The 4th of July is one of our most important, and biggest, parties. Our annual celebration of freedom is an opportunity to eat massive amounts of barbecue, share laughter and a few drinks, and light up every whizzing, banging, exploding firework we can find. But as fun as these expressions are for all of us, they’re terrifying for dogs. So, whether you plan to celebrate the 4th with a few friends and a box of your own fireworks, or attend a professional fireworks celebration, here are a few tips to keep your four-legged family member safe and happy.
If you’re heading out of town, remember to “pause” your Joy subscription.
We want to ensure that you always have fresh servings of Joy in your fridge. And hopefully none sitting on your porch while you’re away. Let us know by June 30th, and we’ll pause shipment for the week that you’re away.
On the 4th, make sure you keep your pets inside.
Fireworks and loud noises are scary for animals. Even if they are used to being outside, the sound and smell of fireworks can cause them to bolt from their yard. According to various sources, more dogs go missing on the 4th than any other time of year. So give them a safe, secure, and familiar place to hang out until the party is over and they’ve calmed down to their normal self.
Give them something familiar to play with during any fireworks display.
When scary sounds and smells are around, having any soothing toys, blankets, or favorite places to hunker down can provides critical reassurance and comfort. Maybe your dog loves a kong toy filled with peanut butter. Now’s the perfect time to spoil them with it. It will last for hours, and help them associate positive experiences with the strange sounds.
Keep alcohol away from pets.
Do we really need to remind you that alcohol is poison for your pet? Outdoor parties, free-flowing cups of punch, beer, and wine are a hazard. Take some extra precautions to ensure they don’t have the opportunity to graze through everyone else’s solo cup.
They might love barbecue, but it doesn’t love them.
Who doesn’t love a spicy bbq brisket sandwich? That rich, sweet and hot combination makes seared meat synonymous with summer celebrations, and makes our mouths water along the way. It also makes your dog’s mouth water to the point where they are likely to eat every bit of it they can find. But the sugar, salt, and added ingredients can wreak havoc on their systems. Not to mention bones that can cause real damage.
Make sure your pet is properly identified.
The worst-case scenario, your pet freaks out, gets out, and makes a break for it. If it comes to this, they probably don’t know where they are going. So make sure they have a collar and all your current information clearly available on a tag or placard. You want to make it as easy as possible for people to find you if they come across your scared dog.
Beware of insect repellant and sunscreen.
Both of these products are available in pet-specific versions. If you can’t use the kind that are made for your dog, you’re probably better off not using anything.
Take your dog on a camping trip.
While not everyone can make this happen, the best way to avoid the many pitfalls of 4th of July is to get outta Dodge. If backpacking is your thing, chances are it is already your dog’s thing too. Replace the loud, crowded, alcohol and bbq filled party with a star-filled display of our country’s greatest asset, it’s wide-open spaces. It’s a chance to reflect on your freedom, and your relationship with your dog.
Keep it cool.
It’s the hottest month of the year, and the sun stays up deep into the evening. And dogs can be particularly affected by heat and heat stroke. Make sure they have plenty of cool water and shade. Don’t over-exercise them during the day if possible, and look out for warning signs of heat stroke, like excessive panting and drooling, or muscle tremors.

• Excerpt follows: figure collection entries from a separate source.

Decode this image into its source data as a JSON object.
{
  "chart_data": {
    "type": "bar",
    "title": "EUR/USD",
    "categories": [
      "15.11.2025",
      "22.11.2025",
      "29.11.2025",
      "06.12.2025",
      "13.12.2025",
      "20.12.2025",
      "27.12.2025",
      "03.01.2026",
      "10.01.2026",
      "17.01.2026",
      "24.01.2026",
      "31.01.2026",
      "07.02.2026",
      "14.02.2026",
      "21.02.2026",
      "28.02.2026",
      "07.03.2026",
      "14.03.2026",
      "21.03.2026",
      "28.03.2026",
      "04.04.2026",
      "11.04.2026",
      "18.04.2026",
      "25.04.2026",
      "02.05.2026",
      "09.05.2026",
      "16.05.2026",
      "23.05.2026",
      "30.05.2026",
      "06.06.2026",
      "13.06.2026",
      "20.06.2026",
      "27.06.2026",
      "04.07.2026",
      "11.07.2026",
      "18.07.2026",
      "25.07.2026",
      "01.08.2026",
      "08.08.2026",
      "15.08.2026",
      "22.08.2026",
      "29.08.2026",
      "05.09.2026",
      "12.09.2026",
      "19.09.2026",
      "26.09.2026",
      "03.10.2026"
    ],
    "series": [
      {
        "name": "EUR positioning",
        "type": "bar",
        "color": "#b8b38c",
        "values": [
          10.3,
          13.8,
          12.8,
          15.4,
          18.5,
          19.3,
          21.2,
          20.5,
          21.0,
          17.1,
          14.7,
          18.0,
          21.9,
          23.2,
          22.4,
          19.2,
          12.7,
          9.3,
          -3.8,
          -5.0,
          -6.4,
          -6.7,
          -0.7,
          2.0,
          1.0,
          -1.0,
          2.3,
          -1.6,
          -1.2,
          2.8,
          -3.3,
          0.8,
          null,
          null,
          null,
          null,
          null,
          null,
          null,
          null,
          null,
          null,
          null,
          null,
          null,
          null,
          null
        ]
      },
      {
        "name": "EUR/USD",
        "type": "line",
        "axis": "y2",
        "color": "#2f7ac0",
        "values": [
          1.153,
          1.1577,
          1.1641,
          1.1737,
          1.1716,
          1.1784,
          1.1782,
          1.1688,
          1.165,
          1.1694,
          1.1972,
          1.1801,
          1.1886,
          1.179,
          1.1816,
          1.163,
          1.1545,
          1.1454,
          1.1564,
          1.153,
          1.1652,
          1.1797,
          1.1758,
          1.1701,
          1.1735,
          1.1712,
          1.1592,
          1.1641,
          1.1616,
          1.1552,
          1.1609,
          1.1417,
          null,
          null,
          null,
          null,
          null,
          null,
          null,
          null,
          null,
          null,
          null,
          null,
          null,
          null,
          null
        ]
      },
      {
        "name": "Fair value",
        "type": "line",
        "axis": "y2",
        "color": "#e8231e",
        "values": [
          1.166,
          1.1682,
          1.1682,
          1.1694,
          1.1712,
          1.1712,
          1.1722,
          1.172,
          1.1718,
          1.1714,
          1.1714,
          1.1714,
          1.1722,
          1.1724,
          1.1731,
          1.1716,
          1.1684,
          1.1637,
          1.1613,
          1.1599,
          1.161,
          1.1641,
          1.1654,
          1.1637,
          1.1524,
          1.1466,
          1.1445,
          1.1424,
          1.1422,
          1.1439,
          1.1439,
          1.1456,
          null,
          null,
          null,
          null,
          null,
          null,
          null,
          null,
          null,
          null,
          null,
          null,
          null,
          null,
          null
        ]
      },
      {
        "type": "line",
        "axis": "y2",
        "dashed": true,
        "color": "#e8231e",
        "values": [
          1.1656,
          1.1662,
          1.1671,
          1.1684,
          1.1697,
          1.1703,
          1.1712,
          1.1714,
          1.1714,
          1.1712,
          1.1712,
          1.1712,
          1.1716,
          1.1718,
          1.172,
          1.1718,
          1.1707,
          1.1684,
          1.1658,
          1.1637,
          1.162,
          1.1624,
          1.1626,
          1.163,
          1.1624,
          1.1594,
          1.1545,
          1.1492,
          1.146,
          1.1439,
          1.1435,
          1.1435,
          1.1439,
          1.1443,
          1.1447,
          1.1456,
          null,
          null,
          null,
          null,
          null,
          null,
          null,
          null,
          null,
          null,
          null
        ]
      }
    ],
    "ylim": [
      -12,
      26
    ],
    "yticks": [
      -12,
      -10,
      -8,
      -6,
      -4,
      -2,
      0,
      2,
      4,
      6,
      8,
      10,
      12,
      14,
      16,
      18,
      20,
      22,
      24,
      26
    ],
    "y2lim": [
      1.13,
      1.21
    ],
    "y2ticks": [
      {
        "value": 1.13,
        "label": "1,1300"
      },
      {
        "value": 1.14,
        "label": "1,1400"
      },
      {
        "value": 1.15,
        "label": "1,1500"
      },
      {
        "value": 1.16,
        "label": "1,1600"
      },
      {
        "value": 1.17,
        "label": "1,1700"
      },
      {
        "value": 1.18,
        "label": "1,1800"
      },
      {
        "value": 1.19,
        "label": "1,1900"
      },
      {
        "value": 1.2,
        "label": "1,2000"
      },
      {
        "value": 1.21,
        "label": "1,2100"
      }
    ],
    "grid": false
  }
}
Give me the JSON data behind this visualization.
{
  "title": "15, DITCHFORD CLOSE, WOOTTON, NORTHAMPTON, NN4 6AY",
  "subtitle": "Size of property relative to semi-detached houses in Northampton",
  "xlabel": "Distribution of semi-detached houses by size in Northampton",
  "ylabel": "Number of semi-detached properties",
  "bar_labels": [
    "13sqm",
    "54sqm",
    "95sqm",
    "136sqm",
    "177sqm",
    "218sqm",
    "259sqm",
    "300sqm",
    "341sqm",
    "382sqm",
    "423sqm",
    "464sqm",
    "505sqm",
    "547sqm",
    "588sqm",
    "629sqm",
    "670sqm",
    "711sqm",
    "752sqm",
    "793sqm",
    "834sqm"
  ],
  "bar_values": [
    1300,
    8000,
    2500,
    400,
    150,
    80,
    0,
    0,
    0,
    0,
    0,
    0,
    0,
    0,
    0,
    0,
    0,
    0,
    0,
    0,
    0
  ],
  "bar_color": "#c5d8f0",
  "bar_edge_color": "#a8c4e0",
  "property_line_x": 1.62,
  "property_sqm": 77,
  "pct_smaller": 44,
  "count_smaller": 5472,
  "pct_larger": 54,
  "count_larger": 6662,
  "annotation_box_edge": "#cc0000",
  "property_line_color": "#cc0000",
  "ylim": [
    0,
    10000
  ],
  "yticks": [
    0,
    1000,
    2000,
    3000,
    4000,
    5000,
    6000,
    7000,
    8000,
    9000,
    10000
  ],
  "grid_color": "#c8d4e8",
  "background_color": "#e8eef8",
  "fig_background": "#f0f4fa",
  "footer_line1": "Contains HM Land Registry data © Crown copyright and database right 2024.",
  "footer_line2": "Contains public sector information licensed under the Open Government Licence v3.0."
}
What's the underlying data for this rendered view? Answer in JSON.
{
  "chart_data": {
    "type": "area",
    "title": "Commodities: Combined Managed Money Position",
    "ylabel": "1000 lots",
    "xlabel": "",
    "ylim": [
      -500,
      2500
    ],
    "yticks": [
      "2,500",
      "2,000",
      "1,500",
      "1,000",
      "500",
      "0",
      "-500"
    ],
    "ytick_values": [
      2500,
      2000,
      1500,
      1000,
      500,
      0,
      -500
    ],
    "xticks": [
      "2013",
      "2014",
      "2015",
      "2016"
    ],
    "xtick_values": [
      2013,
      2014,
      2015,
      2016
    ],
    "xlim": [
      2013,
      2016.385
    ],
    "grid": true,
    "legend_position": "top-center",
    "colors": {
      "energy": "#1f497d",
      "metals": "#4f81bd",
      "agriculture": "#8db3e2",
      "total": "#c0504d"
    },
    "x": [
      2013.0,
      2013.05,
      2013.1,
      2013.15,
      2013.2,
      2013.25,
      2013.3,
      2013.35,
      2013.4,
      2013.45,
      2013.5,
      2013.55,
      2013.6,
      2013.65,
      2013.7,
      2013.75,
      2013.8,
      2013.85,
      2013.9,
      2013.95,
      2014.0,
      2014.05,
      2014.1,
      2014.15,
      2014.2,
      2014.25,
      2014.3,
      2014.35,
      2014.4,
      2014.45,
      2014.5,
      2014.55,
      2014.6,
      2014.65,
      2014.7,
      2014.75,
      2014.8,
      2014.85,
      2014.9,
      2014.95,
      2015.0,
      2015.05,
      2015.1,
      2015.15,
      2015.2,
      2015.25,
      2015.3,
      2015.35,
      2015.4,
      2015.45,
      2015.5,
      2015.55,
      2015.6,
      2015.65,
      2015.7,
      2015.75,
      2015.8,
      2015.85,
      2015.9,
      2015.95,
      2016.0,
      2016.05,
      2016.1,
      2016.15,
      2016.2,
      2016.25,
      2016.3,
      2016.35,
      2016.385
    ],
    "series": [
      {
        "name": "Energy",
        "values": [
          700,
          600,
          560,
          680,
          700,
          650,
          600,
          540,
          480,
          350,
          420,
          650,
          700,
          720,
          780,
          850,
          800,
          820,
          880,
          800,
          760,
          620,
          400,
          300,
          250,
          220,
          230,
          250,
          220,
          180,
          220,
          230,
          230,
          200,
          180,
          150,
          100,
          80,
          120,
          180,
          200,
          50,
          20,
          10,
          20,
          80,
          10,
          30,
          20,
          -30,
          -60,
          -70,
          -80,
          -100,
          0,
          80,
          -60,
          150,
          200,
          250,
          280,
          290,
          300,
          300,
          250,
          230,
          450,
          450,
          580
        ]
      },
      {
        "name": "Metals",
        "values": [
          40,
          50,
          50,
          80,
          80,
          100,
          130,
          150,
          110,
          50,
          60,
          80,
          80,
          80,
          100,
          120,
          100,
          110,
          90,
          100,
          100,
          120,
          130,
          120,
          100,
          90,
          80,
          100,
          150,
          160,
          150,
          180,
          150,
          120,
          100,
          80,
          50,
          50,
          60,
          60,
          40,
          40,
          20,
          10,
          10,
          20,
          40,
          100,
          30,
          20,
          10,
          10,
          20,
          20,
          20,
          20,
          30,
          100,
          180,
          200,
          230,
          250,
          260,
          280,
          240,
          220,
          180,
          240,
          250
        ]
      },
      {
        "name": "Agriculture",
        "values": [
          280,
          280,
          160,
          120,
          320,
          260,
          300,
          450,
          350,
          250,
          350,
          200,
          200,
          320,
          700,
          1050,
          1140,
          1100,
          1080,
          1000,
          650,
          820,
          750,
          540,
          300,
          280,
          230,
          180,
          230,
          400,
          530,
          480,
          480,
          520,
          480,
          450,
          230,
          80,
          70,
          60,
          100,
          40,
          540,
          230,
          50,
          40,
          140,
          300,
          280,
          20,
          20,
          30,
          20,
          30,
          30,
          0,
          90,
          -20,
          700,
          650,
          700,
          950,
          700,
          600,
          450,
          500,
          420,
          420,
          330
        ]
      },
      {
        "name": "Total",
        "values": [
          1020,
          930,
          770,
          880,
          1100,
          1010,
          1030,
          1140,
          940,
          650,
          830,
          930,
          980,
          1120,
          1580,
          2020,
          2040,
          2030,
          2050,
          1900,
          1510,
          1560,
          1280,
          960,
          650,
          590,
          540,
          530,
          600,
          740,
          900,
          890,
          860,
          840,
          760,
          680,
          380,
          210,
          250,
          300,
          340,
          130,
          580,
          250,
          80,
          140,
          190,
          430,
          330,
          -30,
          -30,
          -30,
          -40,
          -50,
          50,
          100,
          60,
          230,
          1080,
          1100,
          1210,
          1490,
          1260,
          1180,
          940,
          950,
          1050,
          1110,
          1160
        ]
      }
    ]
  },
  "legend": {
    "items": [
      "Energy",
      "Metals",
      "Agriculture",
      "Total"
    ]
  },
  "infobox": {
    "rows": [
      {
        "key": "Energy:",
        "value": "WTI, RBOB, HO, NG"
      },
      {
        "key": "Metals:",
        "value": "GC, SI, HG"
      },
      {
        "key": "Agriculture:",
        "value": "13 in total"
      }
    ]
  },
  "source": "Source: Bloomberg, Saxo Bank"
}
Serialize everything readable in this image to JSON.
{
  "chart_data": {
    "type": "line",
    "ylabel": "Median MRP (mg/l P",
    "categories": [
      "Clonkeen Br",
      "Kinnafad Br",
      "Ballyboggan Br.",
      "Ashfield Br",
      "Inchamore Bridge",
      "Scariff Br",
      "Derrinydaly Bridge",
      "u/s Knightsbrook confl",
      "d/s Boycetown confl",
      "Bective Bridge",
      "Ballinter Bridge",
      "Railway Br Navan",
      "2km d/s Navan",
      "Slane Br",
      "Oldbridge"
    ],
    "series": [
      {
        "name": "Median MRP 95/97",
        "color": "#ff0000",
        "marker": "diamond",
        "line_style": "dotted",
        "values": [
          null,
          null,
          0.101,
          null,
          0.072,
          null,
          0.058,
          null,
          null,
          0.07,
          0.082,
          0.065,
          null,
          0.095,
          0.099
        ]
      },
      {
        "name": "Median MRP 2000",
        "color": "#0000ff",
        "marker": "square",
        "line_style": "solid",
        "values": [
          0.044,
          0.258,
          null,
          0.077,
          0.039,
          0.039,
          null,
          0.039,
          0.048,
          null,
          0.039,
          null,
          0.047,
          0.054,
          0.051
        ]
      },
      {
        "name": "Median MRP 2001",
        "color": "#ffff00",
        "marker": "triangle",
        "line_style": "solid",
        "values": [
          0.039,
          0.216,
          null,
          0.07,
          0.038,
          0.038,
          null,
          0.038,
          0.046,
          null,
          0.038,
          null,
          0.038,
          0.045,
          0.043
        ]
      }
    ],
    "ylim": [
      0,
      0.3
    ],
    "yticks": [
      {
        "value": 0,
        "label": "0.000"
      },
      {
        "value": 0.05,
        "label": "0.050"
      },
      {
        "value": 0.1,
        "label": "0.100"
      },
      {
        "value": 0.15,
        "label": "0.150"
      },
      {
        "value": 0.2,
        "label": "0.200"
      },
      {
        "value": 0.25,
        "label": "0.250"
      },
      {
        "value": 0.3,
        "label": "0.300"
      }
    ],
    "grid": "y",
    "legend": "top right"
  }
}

Keep emergency numbers handy.
Fortunately, smart phones enable us to find emergency help more easily than we used to. But if you suspect your dog has ingested something toxic or overindulged in unhealthy food, contact your vet immediately, or try the 24-hour Animal Poison Control Center at (888) 426-4435.
All of these tips point to an obvious conclusion; that your dog doesn’t love the 4th of July nearly as much as you do. But with some basic preparations and forethought, you can relax and enjoy YOUR 4th, knowing your dog is safe, secure, and as happy as possible.